I could not have started the New Hampshire Center for Public Interest journalism without the help of the Institute for Nonprofit News. INN provided the website, tech support, fiscal sponsorship, training – not to mention an encouraging word along the way - that helped us get this far and I will continue to take advantage of INN’s expertise as we grow. I want to serve on INN’s board of directors to learn more about how INN works and to always be a strong voice for the smaller nonprofits. Although we are growing, we still have a budget under $60,000 a year. I believe it's important that the board has someone there representing the unique challenges that small organizations face. As a board member, I would encourage INN to increase national and local awareness of nonprofits and pool resources where possible: donor databases, pitch videos that can be customized, and organized giving days.

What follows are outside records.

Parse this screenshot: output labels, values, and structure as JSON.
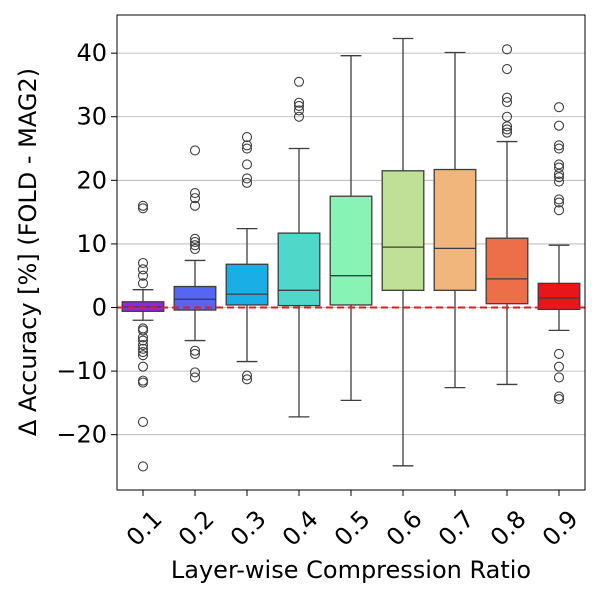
{
  "chart_data": {
    "type": "box",
    "xlabel": "Layer-wise Compression Ratio",
    "ylabel": "Δ Accuracy [%] (FOLD - MAG2)",
    "ylim": [
      -28.7,
      46.0
    ],
    "yticks": [
      -20,
      -10,
      0,
      10,
      20,
      30,
      40
    ],
    "ytick_labels": [
      "−20",
      "−10",
      "0",
      "10",
      "20",
      "30",
      "40"
    ],
    "grid": "y",
    "reference_line": {
      "y": 0,
      "color": "#e41a1c",
      "style": "dashed"
    },
    "categories": [
      "0.1",
      "0.2",
      "0.3",
      "0.4",
      "0.5",
      "0.6",
      "0.7",
      "0.8",
      "0.9"
    ],
    "boxes": [
      {
        "label": "0.1",
        "color": "#8a2be2",
        "q1": -0.6,
        "median": 0.1,
        "q3": 0.9,
        "whisker_low": -2.0,
        "whisker_high": 2.8,
        "outliers": [
          16.0,
          15.6,
          7.0,
          6.0,
          5.0,
          3.8,
          -3.3,
          -3.6,
          -4.7,
          -5.2,
          -5.9,
          -6.5,
          -7.0,
          -7.5,
          -9.3,
          -11.5,
          -11.8,
          -18.0,
          -25.0
        ]
      },
      {
        "label": "0.2",
        "color": "#5566f5",
        "q1": -0.4,
        "median": 1.3,
        "q3": 3.3,
        "whisker_low": -5.2,
        "whisker_high": 7.4,
        "outliers": [
          24.7,
          18.0,
          17.2,
          16.0,
          10.8,
          10.3,
          9.8,
          9.2,
          -6.8,
          -7.3,
          -10.2,
          -11.0
        ]
      },
      {
        "label": "0.3",
        "color": "#1aaee6",
        "q1": 0.4,
        "median": 2.1,
        "q3": 6.8,
        "whisker_low": -8.5,
        "whisker_high": 12.4,
        "outliers": [
          26.8,
          25.5,
          25.0,
          22.5,
          20.3,
          19.6,
          -10.7,
          -11.3
        ]
      },
      {
        "label": "0.4",
        "color": "#4dd8c9",
        "q1": 0.3,
        "median": 2.7,
        "q3": 11.7,
        "whisker_low": -17.2,
        "whisker_high": 25.0,
        "outliers": [
          35.5,
          32.2,
          31.7,
          31.0,
          30.0
        ]
      },
      {
        "label": "0.5",
        "color": "#87f4b4",
        "q1": 0.4,
        "median": 5.0,
        "q3": 17.5,
        "whisker_low": -14.6,
        "whisker_high": 39.6,
        "outliers": []
      },
      {
        "label": "0.6",
        "color": "#c0e095",
        "q1": 2.7,
        "median": 9.5,
        "q3": 21.5,
        "whisker_low": -24.9,
        "whisker_high": 42.3,
        "outliers": []
      },
      {
        "label": "0.7",
        "color": "#f0b67b",
        "q1": 2.7,
        "median": 9.3,
        "q3": 21.7,
        "whisker_low": -12.6,
        "whisker_high": 40.1,
        "outliers": []
      },
      {
        "label": "0.8",
        "color": "#ec6f4a",
        "q1": 0.6,
        "median": 4.5,
        "q3": 10.9,
        "whisker_low": -12.1,
        "whisker_high": 26.1,
        "outliers": [
          40.6,
          37.5,
          33.0,
          32.3,
          30.0,
          28.5,
          28.0,
          27.5
        ]
      },
      {
        "label": "0.9",
        "color": "#e8161b",
        "q1": -0.3,
        "median": 1.5,
        "q3": 3.8,
        "whisker_low": -3.6,
        "whisker_high": 9.8,
        "outliers": [
          31.5,
          28.6,
          25.5,
          25.0,
          22.5,
          22.0,
          21.0,
          20.5,
          19.8,
          17.0,
          16.5,
          15.3,
          -7.3,
          -9.3,
          -11.0,
          -14.0,
          -14.4
        ]
      }
    ]
  }
}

Now is the time to get the word out for the many local nonprofits that are growing across the country. I also believe in transparency and would encourage INN to make sure its members understand what INN is doing for us and how those decisions are made. Also, I would encourage continuing and expanding INN's terrific training programs. I am a mother and grandmother. Aging has some real downsides, but the pluses really outweigh them (OK, not always). Wisdom and patience come to mind, attributes I really only developed over time. I will also work hard. I promise.